GenomeComb



Genomecomb moved to github on https://github.com/derijkp/genomecomb with documentation on https://derijkp.github.io/genomecomb. For up to date versions, go there. These pages only remain here for the data on the older scientific application (or if someone really needs a long obsolete version of the software)

tsv format

The standard file format used in GenomeComb is the widely supported, simple, yet flexible tab-separated values file (tsv). A tsv file is a simple text file containing tabular data, where each line represents a record or row in the table. Each field value of a record is separated from the next by a tab character. As values cannot be quoted (as in csv), they cannot contain tabs or newlines, unless by coding them e.g. by using escape characters (\t,\n)

The first line of the tab file (not starting with a #) is a header that contains column names (or fields). Genomecomb allows comment lines (indicated by starting the line with a # character) containing metadata to precede the header.

Depending on the columns present, tsv files can be used for various purposes. Usually the files are used to describe features on a reference genome sequence. In this context, Genomecomb recognizes columns with specific field names to have a special meaning. The order/position of the columns does not matter, although genomecomb will usually write tsv files with columns in a specific order. All tsv files can be easily queried using the cg select functionality or loaded into a local database.

region file format

Region files are used to indicate regions on the genome, and potentially associate some name, score, annotation, ... to it. Region files contain at least the following fields:

chromosome
a string indicating the chromosome name.
begin
a number indicating the start of the region (half-open coordinates).
end
a number indicating the end of the region (half-open coordinates) Any extra columns can be added to provide information on the region.

Coordinates are in zero-based half-open format as used by UCSC bed files and Complete Genomics files. This means for instance that the first base of a sequence will be indicated by begin=0 and end=1. It is possible to indicate regions not containing a base, e.g. the position/region before the first base would be indicated by begin=0, end=0. chromosome is a just a string. Many genomecomb tools allow mixing "chr1" and "1" type of notation for chromosome, meaning that "chr1 1 2" is considered the same region as "1 1 2".

Most genomecomb tools expect region files to be sorted on chromosome, begin, end (and files created by genomecomb are usually sorted). You can sort files using the -s option of cg select. Use -s - to sort using the default expected sort order: cg select -s - file sortedfile For chromosome names, a natural sort is (to be) used. This sorts strings alphabetically except that multi-digit numbers are ordered as a single character, meaning that chr11 will come (as expected by most humans) after chr2 instead of before (as the typically used lexical sort would do)
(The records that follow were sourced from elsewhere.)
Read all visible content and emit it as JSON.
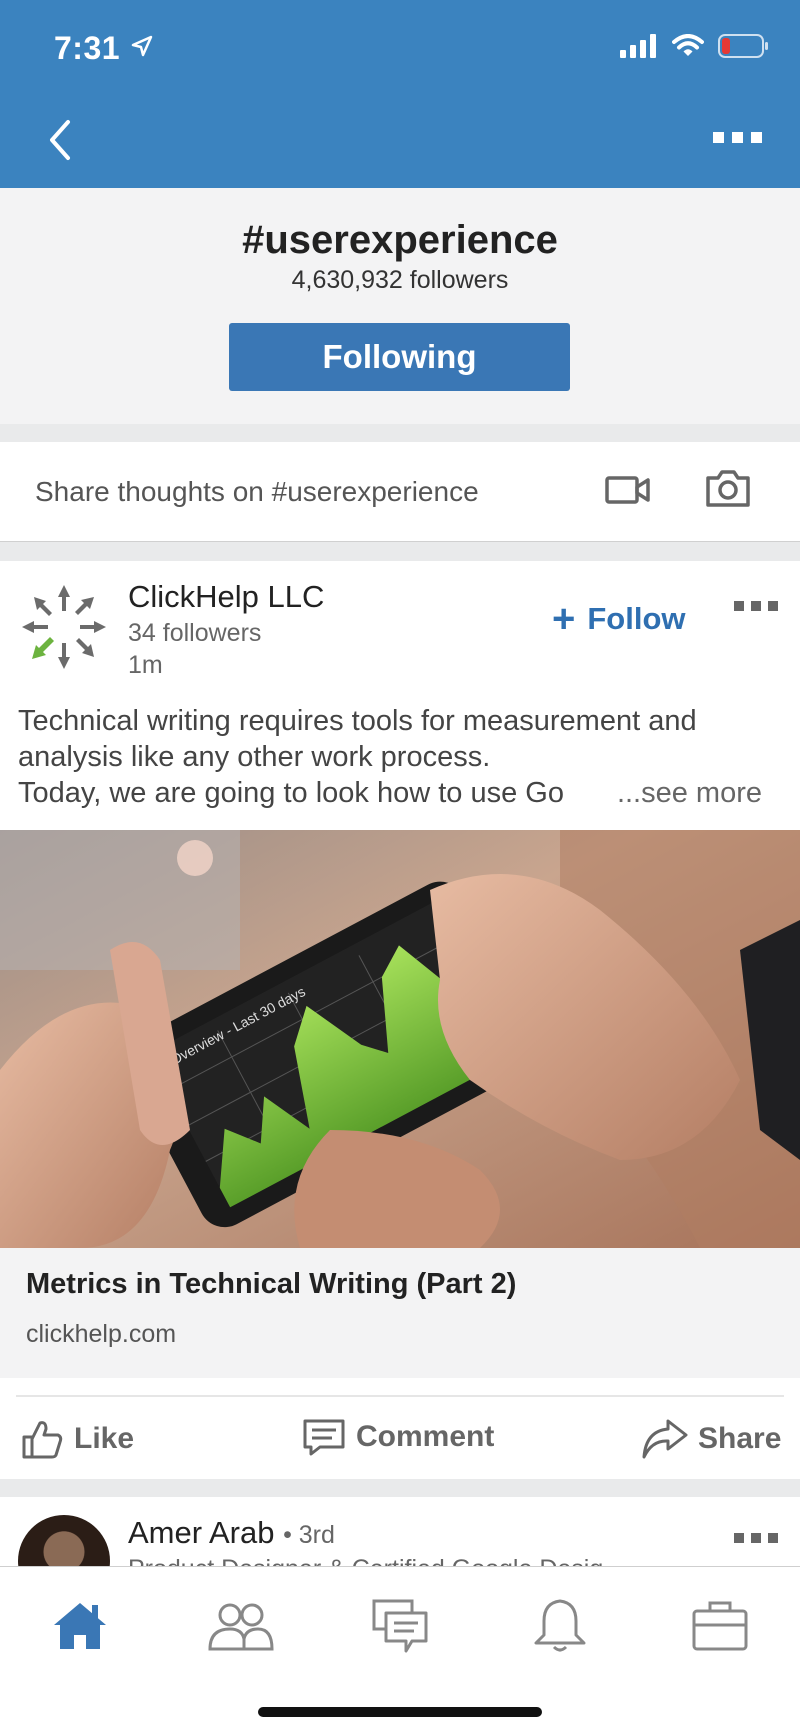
{
  "status_bar": {
    "time": "7:31"
  },
  "hashtag": {
    "title": "#userexperience",
    "followers": "4,630,932 followers",
    "following_label": "Following"
  },
  "share": {
    "placeholder": "Share thoughts on #userexperience"
  },
  "post": {
    "author": "ClickHelp LLC",
    "followers": "34 followers",
    "time": "1m",
    "follow_label": "Follow",
    "text_lines": [
      "Technical writing requires tools for measurement and",
      "analysis like any other work process.",
      "Today, we are going to look how to use Go"
    ],
    "see_more": "...see more",
    "image_caption_text": "Overview - Last 30 days",
    "link_title": "Metrics in Technical Writing (Part 2)",
    "link_domain": "clickhelp.com",
    "actions": {
      "like": "Like",
      "comment": "Comment",
      "share": "Share"
    }
  },
  "next_post": {
    "author": "Amer Arab",
    "degree": "• 3rd",
    "headline": "Product Designer & Certified Google Desig"
  },
  "colors": {
    "brand_blue": "#3b83bf",
    "button_blue": "#3a77b5",
    "link_blue": "#2f6fb1"
  }
}
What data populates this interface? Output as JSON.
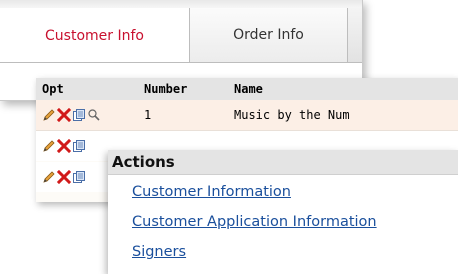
{
  "tabs": [
    {
      "label": "Customer Info",
      "active": true
    },
    {
      "label": "Order Info",
      "active": false
    }
  ],
  "grid": {
    "columns": {
      "opt": "Opt",
      "number": "Number",
      "name": "Name"
    },
    "rows": [
      {
        "number": "1",
        "name": "Music by the Num"
      }
    ]
  },
  "actions": {
    "title": "Actions",
    "items": [
      "Customer Information",
      "Customer Application Information",
      "Signers"
    ]
  },
  "colors": {
    "active_tab_text": "#c8102e",
    "link": "#1a4f9c",
    "header_bg": "#e4e4e4",
    "selected_row_bg": "#fcefe6"
  },
  "icons": [
    "edit-pencil-icon",
    "delete-x-icon",
    "copy-document-icon",
    "search-magnifier-icon"
  ]
}
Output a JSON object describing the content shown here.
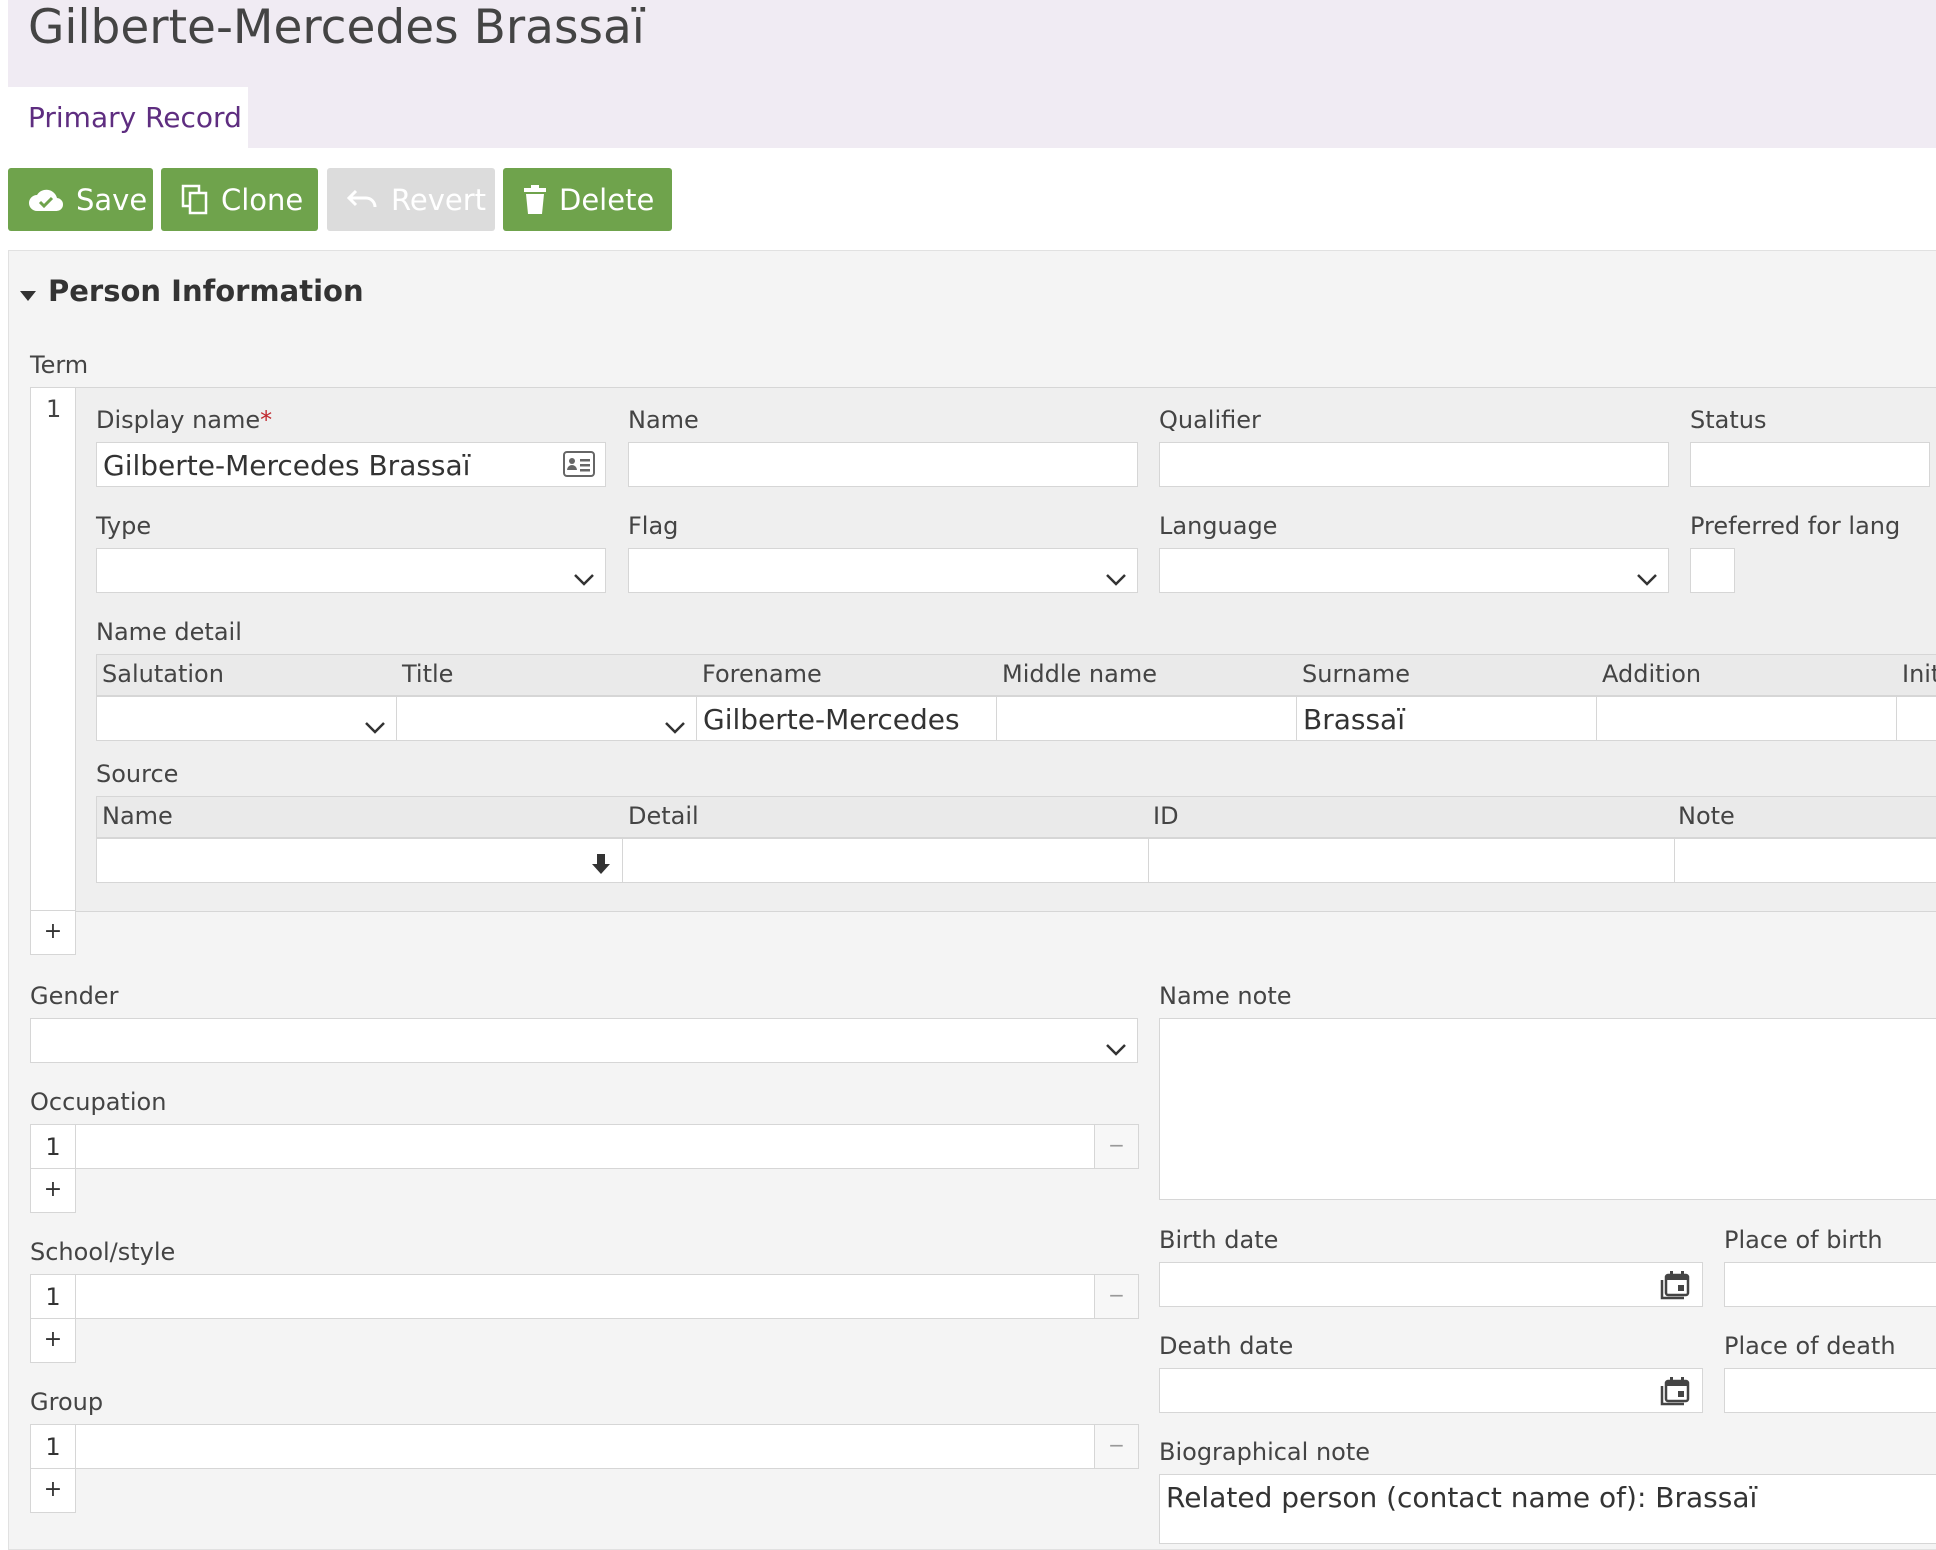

If the normal chromosome, begin, end fields are not present, the following alternative fieldnames are also recognized:

chromosome
"chrom", "chr", "chr1", "genoName", "tName" and "contig"
begin
"start", "end1", "chromStart", "genoStart", "tStart", txStart", "pos" and "offset" (end1 is recognised as begin because of the structural variant code in genomecomb, where start1,end1 and start2,end2 regions surround a SV).
end
"start2", "chromEnd", "genoEnd", "tEnd" or "txEnd"

variant file format

A variant file is a tsv file containing a list of variants. chromosome, begin and end fields indicate the location of the variant in the same way as in region files, while other fields define the variant at the location: The following basic fields are present in a variant file:

chromosome
chromosome name.
begin
start of the region (half-open coordinates).
end
end of the region (half-open coordinates)
type
type of variation: snp, ins, del, sub are recognised
ref
genotype of the reference sequence at the feature. For large deletions, the size of the deletion can be used. Insertions will have an empty string as ref. (also reference)
alt
alternative allele(s). If there are more than one alternatives, they are separated by commas. Deletions have an empty string as alt allele. (also alternative)

Variant files should be sorted on the fields chromosome, begin, end, type, alt (in that order).

Further fields can be present to describe the variant in the sample or annotation information, many depending on the variant caller used (e.g. gatk_vars and sam_vars). The following fields have specific meanings in genomecomb:

sequenced
single letter code describing sequencing status (described below)
zyg
zygosity, a single letter code indicating the zygosity of sample for the variant. (described below)
alleleSeq1
genotype of variant at one allele
alleleSeq2
genotype of variant at other allele
phased
order of genotypes in alleleSeq1 and alleleSeq2 is significant (phase is known)
quality
quality of the variant (or reference) call, assigned by the variant caller. Normally phred scaled: -10log_10 prob(call in ALT is wrong))
coverage
number of reads used to call the variant (covering the variant). This is as reported by the variant caller; Interpretation of coverage can differ between different callers

genomecomb has 2 options to deal with the presence of multiple alternative alleles on the same position:

multiallelic
one line per position and type. All alternative alleles are in one line in the variant file. The alt field contains a list (separated by commas) of alternative alleles. If any of the other fields contains values specific to an allele (e.g. frequency of the allele in a population), this field will contain a comma separated list with values in the order as the alt alleles list
split
Each alternative allele is on a seperate line. e.g. A to G,C variant (multialleic notation) is split into an A to G and an A to C variant. While cg select can select based on lists in fields (as in multiallelic mode), split mode makes querying and selection of variants much easier.

sequenced field

The sequenced field indicates sequenig status of the variant in the sample. The following codes can be found:

u
the position is considered unsequenced in the sample (e.g. because coverage or quality was too low).
v
the variant was found in the sample.
r
the position was sequenced, but the given variant is not present In multiallelic mode, r allways means that the genotype is reference. In split mode however, "v" will only be assigned if the specific alternative is present in the genotype. So "r" will be used even if there are non-reference alleles, as long as they are not the given alternative!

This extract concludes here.